1.Family politics No matter what size your family, there are always politics and weddings seem, somehow to bring these out into full view. I think the key here is your Mum is an ally, she knows the family history and should be able to steer you through the potential pitfalls when talking about seating plans (don't sit Uncle Jack next to Granny Thompson etc) and invitations. She's likely to know who will come, and who won't, who needs to sit close to the front and who will be perfectly happy to just be there. With a bit of luck your Mum is as excited as you and will hopefully be a massive help in navigating the way through the fun of family politics!

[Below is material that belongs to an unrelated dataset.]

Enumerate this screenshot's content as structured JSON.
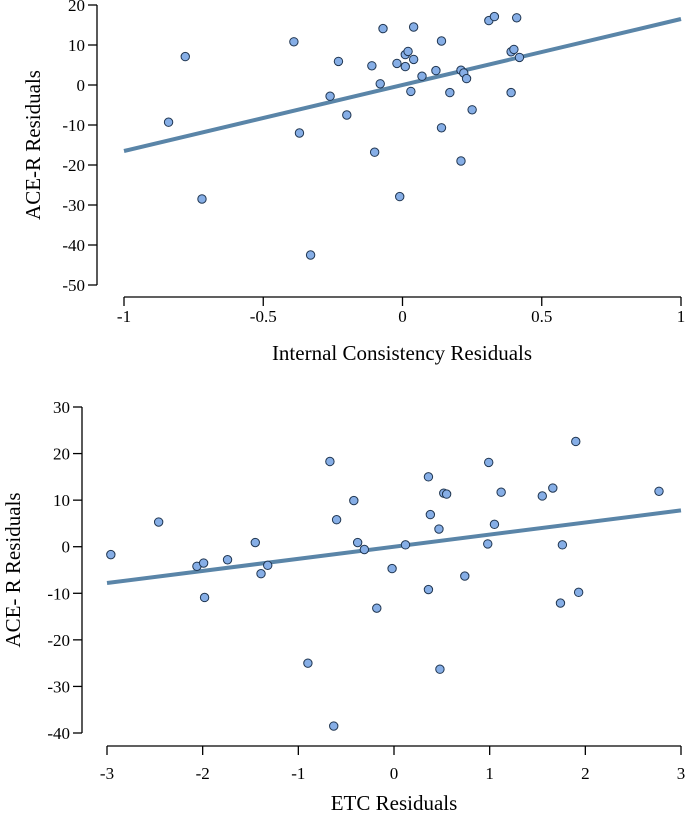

2.Inviting who? Invitations and seating plans are the tricky bit if you ask me and no matter how understanding your Mum is about this being you and your fiancé’s day, she will have opinions on the guest list. So, at the risk of offending and upsetting your dear Mama and telling her she can't help or running away to elope, you will need to take her thoughts into account. And I don't mean everything, her friends from work don't have to be invited unless you have a particularly strong desire for them to be there. Use the evening reception as a bargaining option and especially if numbers are tight for the day time you can suggest that your Mum's friends could come along after the ceremony. Your Mum is not actually trying to take over, she's just going to be proud of her daughter and will want to show off how fab you look.

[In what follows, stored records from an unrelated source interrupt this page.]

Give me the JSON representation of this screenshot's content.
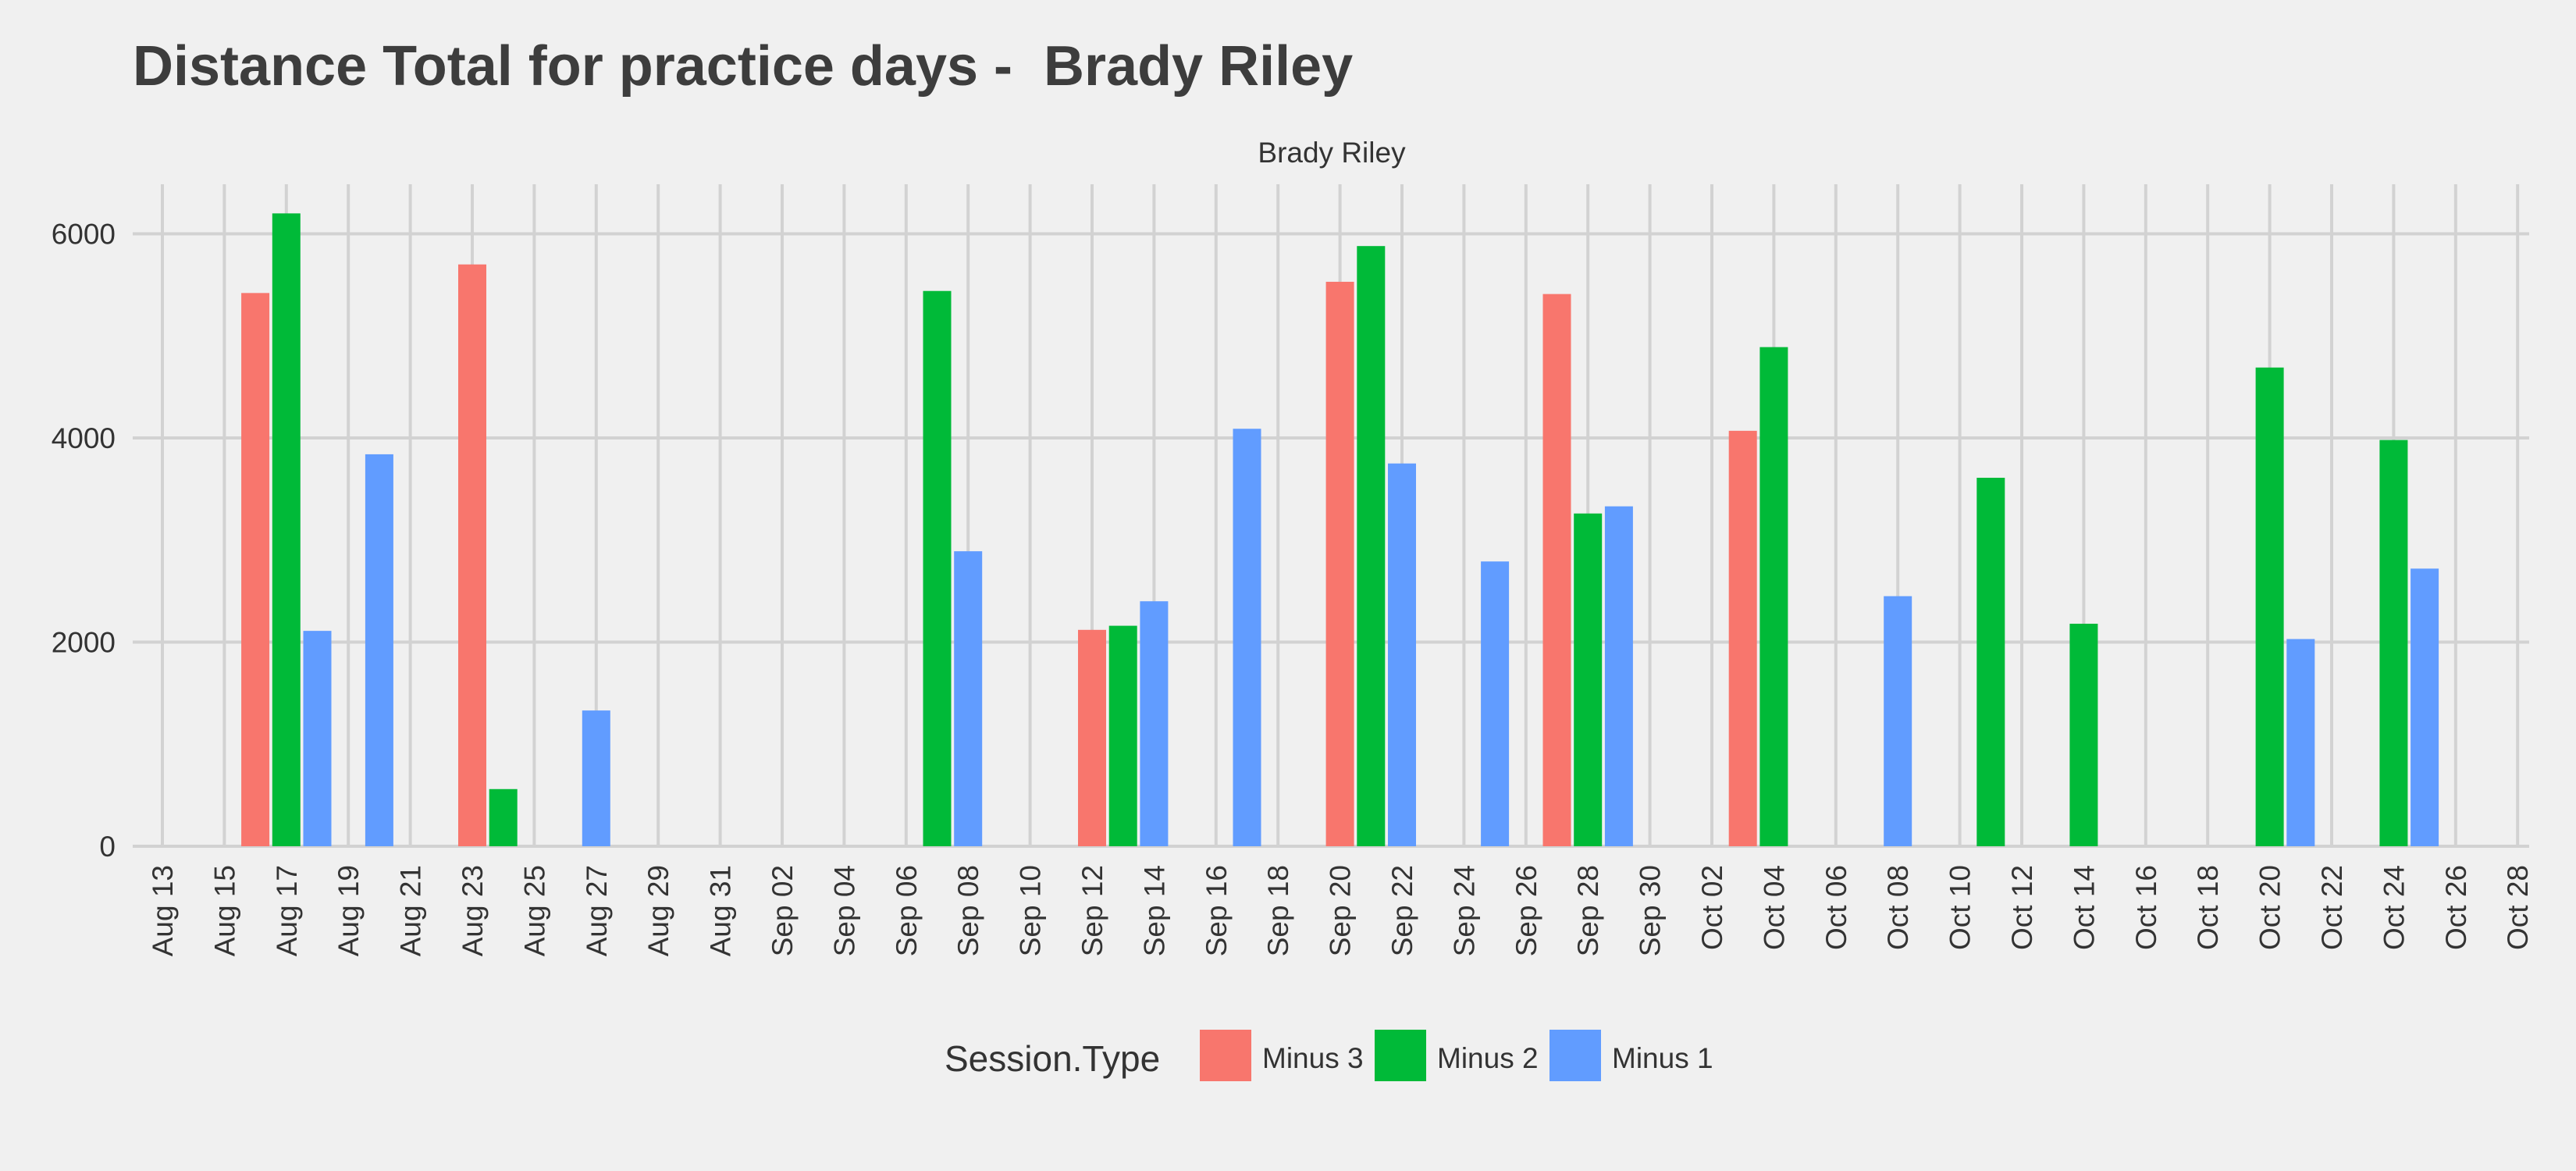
{
  "chart_data": {
    "type": "bar",
    "title": "Distance Total for practice days -  Brady Riley",
    "facet_label": "Brady Riley",
    "xlabel": "",
    "ylabel": "",
    "x_ticks": [
      "Aug 13",
      "Aug 15",
      "Aug 17",
      "Aug 19",
      "Aug 21",
      "Aug 23",
      "Aug 25",
      "Aug 27",
      "Aug 29",
      "Aug 31",
      "Sep 02",
      "Sep 04",
      "Sep 06",
      "Sep 08",
      "Sep 10",
      "Sep 12",
      "Sep 14",
      "Sep 16",
      "Sep 18",
      "Sep 20",
      "Sep 22",
      "Sep 24",
      "Sep 26",
      "Sep 28",
      "Sep 30",
      "Oct 02",
      "Oct 04",
      "Oct 06",
      "Oct 08",
      "Oct 10",
      "Oct 12",
      "Oct 14",
      "Oct 16",
      "Oct 18",
      "Oct 20",
      "Oct 22",
      "Oct 24",
      "Oct 26",
      "Oct 28"
    ],
    "y_ticks": [
      0,
      2000,
      4000,
      6000
    ],
    "ylim": [
      0,
      6500
    ],
    "grid": true,
    "legend": {
      "title": "Session.Type",
      "placement": "bottom",
      "entries": [
        "Minus 3",
        "Minus 2",
        "Minus 1"
      ]
    },
    "series": [
      {
        "name": "Minus 3",
        "color": "#f8766d",
        "points": [
          {
            "x": "Aug 16",
            "y": 5420
          },
          {
            "x": "Aug 23",
            "y": 5700
          },
          {
            "x": "Sep 12",
            "y": 2120
          },
          {
            "x": "Sep 20",
            "y": 5530
          },
          {
            "x": "Sep 27",
            "y": 5410
          },
          {
            "x": "Oct 03",
            "y": 4070
          }
        ]
      },
      {
        "name": "Minus 2",
        "color": "#00ba38",
        "points": [
          {
            "x": "Aug 17",
            "y": 6200
          },
          {
            "x": "Aug 24",
            "y": 560
          },
          {
            "x": "Sep 07",
            "y": 5440
          },
          {
            "x": "Sep 13",
            "y": 2160
          },
          {
            "x": "Sep 21",
            "y": 5880
          },
          {
            "x": "Sep 28",
            "y": 3260
          },
          {
            "x": "Oct 04",
            "y": 4890
          },
          {
            "x": "Oct 11",
            "y": 3610
          },
          {
            "x": "Oct 14",
            "y": 2180
          },
          {
            "x": "Oct 20",
            "y": 4690
          },
          {
            "x": "Oct 24",
            "y": 3980
          }
        ]
      },
      {
        "name": "Minus 1",
        "color": "#619cff",
        "points": [
          {
            "x": "Aug 18",
            "y": 2110
          },
          {
            "x": "Aug 20",
            "y": 3840
          },
          {
            "x": "Aug 27",
            "y": 1330
          },
          {
            "x": "Sep 08",
            "y": 2890
          },
          {
            "x": "Sep 14",
            "y": 2400
          },
          {
            "x": "Sep 17",
            "y": 4090
          },
          {
            "x": "Sep 22",
            "y": 3750
          },
          {
            "x": "Sep 25",
            "y": 2790
          },
          {
            "x": "Sep 29",
            "y": 3330
          },
          {
            "x": "Oct 08",
            "y": 2450
          },
          {
            "x": "Oct 21",
            "y": 2030
          },
          {
            "x": "Oct 25",
            "y": 2720
          }
        ]
      }
    ]
  }
}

3.Who's paying? This can have a major impact on wedding planning from picking the perfect wedding venue to the level of expense you can justify on your dress and all the trimmings. If your parents have a big involvement in the cost, and unless they have specifically said you can spend on whatever you like (lucky!), then you need to ask and involve them in the decision making.
4.Over involvement Has the phone been ringing off the hook with suggestions and ideas from your Mum ever since the ring went on your finger? Do you get randomly signed up for events and catalogues you never planned to see. Is your Mum behind a new level of taking-over-the-planning that you are not quite sure how to recover from? Relax, she's excited and you are suffering from Mother-of-the-bride syndrome! The best thing to do in a case of a seriously over-involved wedding planning Mum is to allocate the areas you do want her involved in and give her jobs so she feels included. This sounds terribly patronising but if you give her lots of wee jobs, she'll get caught up and involved in them to the extent that hopefully a few other things you want to do yourself will go under her Mum-radar!